Cerita dari Ankara

Syafi'ul Mubarok
Chapter #6

Imigran Gelap

Bus dengan kode 443L terus melaju di tengah malam. Beberapa kali berhenti, para penumpang terus berkurang, tidak satu pun yang naik. Sepertinya Alif dan aku adalah orang terakhir yang naik bus ini.

Di Ankara, sistem transportasi telah terintegrasi. Engkau bisa naik bus, tram, hingga angkutan tanpa perlu ribet mengeluarkan uang. Semua berbasis elektronik, memanfaatkan kartu yang terisi saldo. Engkau dapat dengan mudah menemukan tempat pengisian saldo di setiap sudut terminal atau stasiun.

Uniknya, bus 443L yang aku tumpangi belum menerapkan sistem tersebut. Alif sempat berdiam lama di pintu bus, mencari tempat tapping kartu. Hal ini cukup menimbulkan kegaduhan. Supir bus memberi isyarat untuk segera masuk sembari menunjuk temannya di bagian tengah. Sepertinya sang supir juga kedinginan.

Masing-masing dari kami merogoh beberapa koin di saku. Total harga yang harus dibayar adalah 2.75 lira. Aku menemukan 2 koin 1 lira dan 3 koin 25 sen di saku celana. Setelah mendapatkan balasan senyum dari petugas, kami pun mencari tempat duduk.

Aku dan Alif sama-sama mencari sisi jendela. Akhirnya duduk tidak dalam satu posisi, tetapi satu baris. Tidak banyak cerita yang bisa diserap dari interior bus. Beberapa orang mengantuk di sudut bus hingga beberapa muda-mudi yang mengobrol pelan. Bus 443L cukup panjang. Bila diukur dengan standar bus Indonesia, bus Ankara terdiri atas 2 bus Indonesia.

Selama perjalanan aku hanya melamun. Mencoba mengamati gerak-gerik kota Ankara dari balik jendela. Beberapa puluh jam kehadiranku di Ankara, cukup untuk menyimpulkan betapa sibuknya kota Ankara. Memang, ini adalah kota pemerintahan, puluhan kedutaan besar sampai gedung pemerintahan Turki berada di kota ini. Sementara Istanbul tidak lebih dari kota wisata.

Di balik lamunanku, kode 433L terus bergelayut. Aku kemudian berpikir bagaimana rumitnya sistem transportasi di Ankara. Lebih tepatnya bagaimana mereka membangun untuk pertama kali dan memastikan tidak ada yang saling tumpah tindih. Keren.

“Lagi ngelamun hutang?”

“Enggak, lagi bingung aja,” jawabku singkat.

Alif menggeleng sembari menatap wajahku.

“Tidak ada bedanya.”

“Bedanya?”

“Aku jadi ingat ucapan Pak Munir 15 tahun yang lalu, mukamu adalah pusaran kebingungan,” dia terkekeh.

“Enak saja.” Aku memukul wajah Alif dengan peta destinasi wisata.

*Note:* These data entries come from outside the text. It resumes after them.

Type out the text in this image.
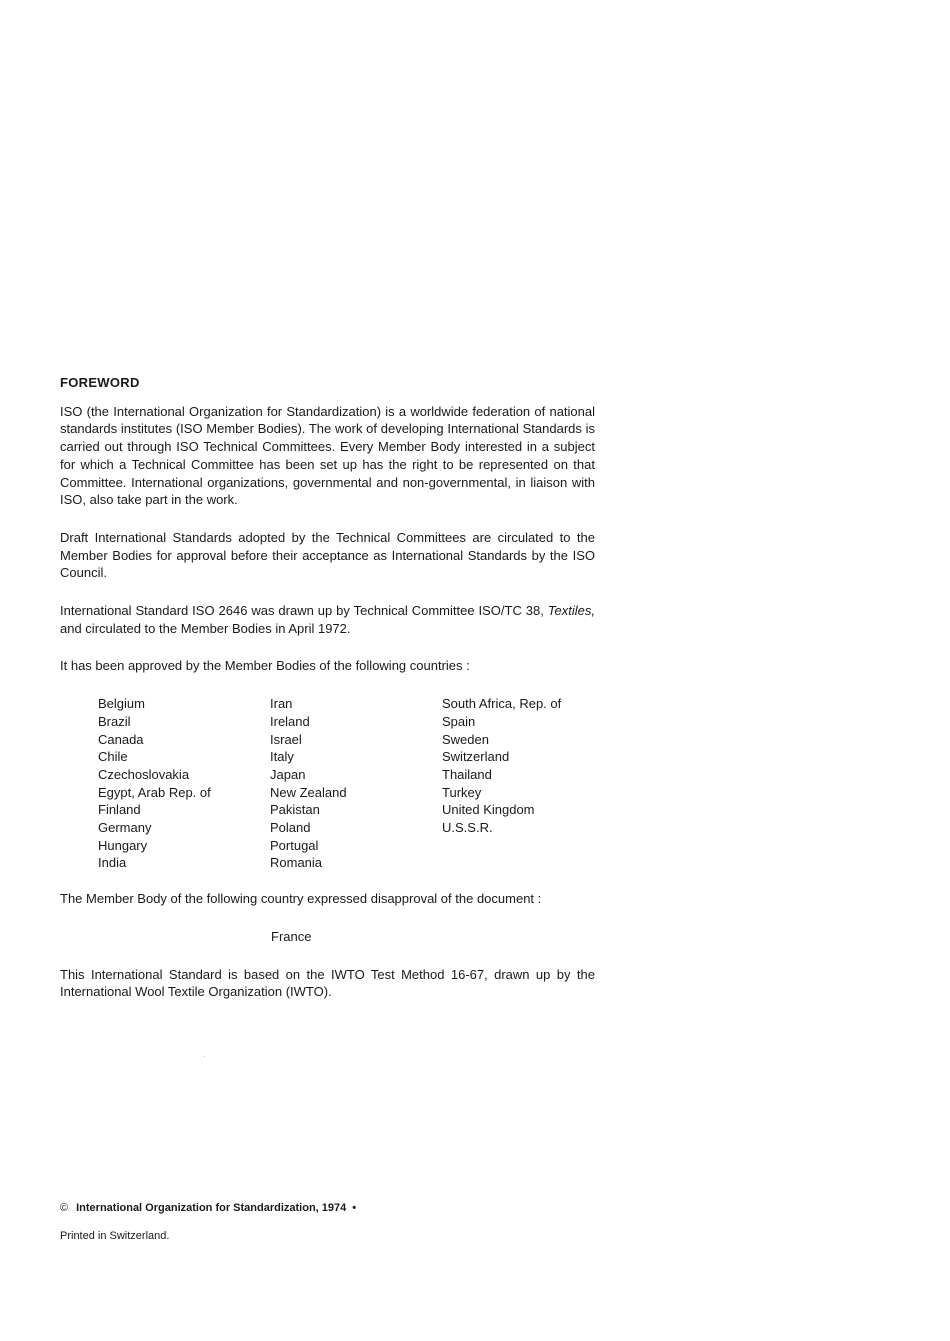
FOREWORD

ISO (the International Organization for Standardization) is a worldwide federation of national standards institutes (ISO Member Bodies). The work of developing International Standards is carried out through ISO Technical Committees. Every Member Body interested in a subject for which a Technical Committee has been set up has the right to be represented on that Committee. International organizations, governmental and non-governmental, in liaison with ISO, also take part in the work.

Draft International Standards adopted by the Technical Committees are circulated to the Member Bodies for approval before their acceptance as International Standards by the ISO Council.

International Standard ISO 2646 was drawn up by Technical Committee ISO/TC 38, Textiles, and circulated to the Member Bodies in April 1972.

It has been approved by the Member Bodies of the following countries :

Belgium
Brazil
Canada
Chile
Czechoslovakia
Egypt, Arab Rep. of
Finland
Germany
Hungary
India
Iran
Ireland
Israel
Italy
Japan
New Zealand
Pakistan
Poland
Portugal
Romania
South Africa, Rep. of
Spain
Sweden
Switzerland
Thailand
Turkey
United Kingdom
U.S.S.R.

The Member Body of the following country expressed disapproval of the document :

France

This International Standard is based on the IWTO Test Method 16-67, drawn up by the International Wool Textile Organization (IWTO).

© International Organization for Standardization, 1974 •
Printed in Switzerland.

“Aku hanya kagum dengan orang yang pertama kali membangun kota ini.”

Alif mengernyitkan dahi.

“Lihatlah, betapa kompleksnya sistem transportasi di Ankara. Betapa banyak trayek baik bus, angkutan, sampai kereta yang harus didesain. Dan jelas, semua bermuara di Ankara.”

“Itulah mengapa orang-orang sepertiku dibutuhkan.” Ia mulai membanggakan jurusannya, teknik perencanaan wilayah dan kota.

Hmm. Aku mencoba mengalihkan topik pembicaraan. Bila Alif mulai bercerita tentang jurusannya, tidak akan ada habisnya. Seperti tugas mahasiswa, tidak ada titik akhirnya. Aku sendiri telah lama bosan dengan ceritanya.

Plot yang terus diulang-ulang, alur yang senantiasa sama, dan tidak ada variasi sedikitpun. Ia selalu mengawali dengan pemimpin dunia yang jago mendesain tata kota. Pernah suatu ketika kami ngobrol di sambungan telepon hingga 5 jam. Untung saat ini sudah ada telepon internet melalui media sosial, aku tidak membayangkan apa jadinya bila menggunakan operator biasa. Pasti sudah habis berjuta-juta hanya untuk mendengarkan ocehannya tentang tata kota.

“Ngomong-ngomong, dari tadi kok enggak ada penumpang yang naik ya?”

Aku memandang laju bus yang mulai meninggalkan hingar-bingar lampu kota. Bus terus menanjak. Pandanganku menyapu koridor bus, hanya tersisa kami. Di tambah petugas tiket yang tertidur.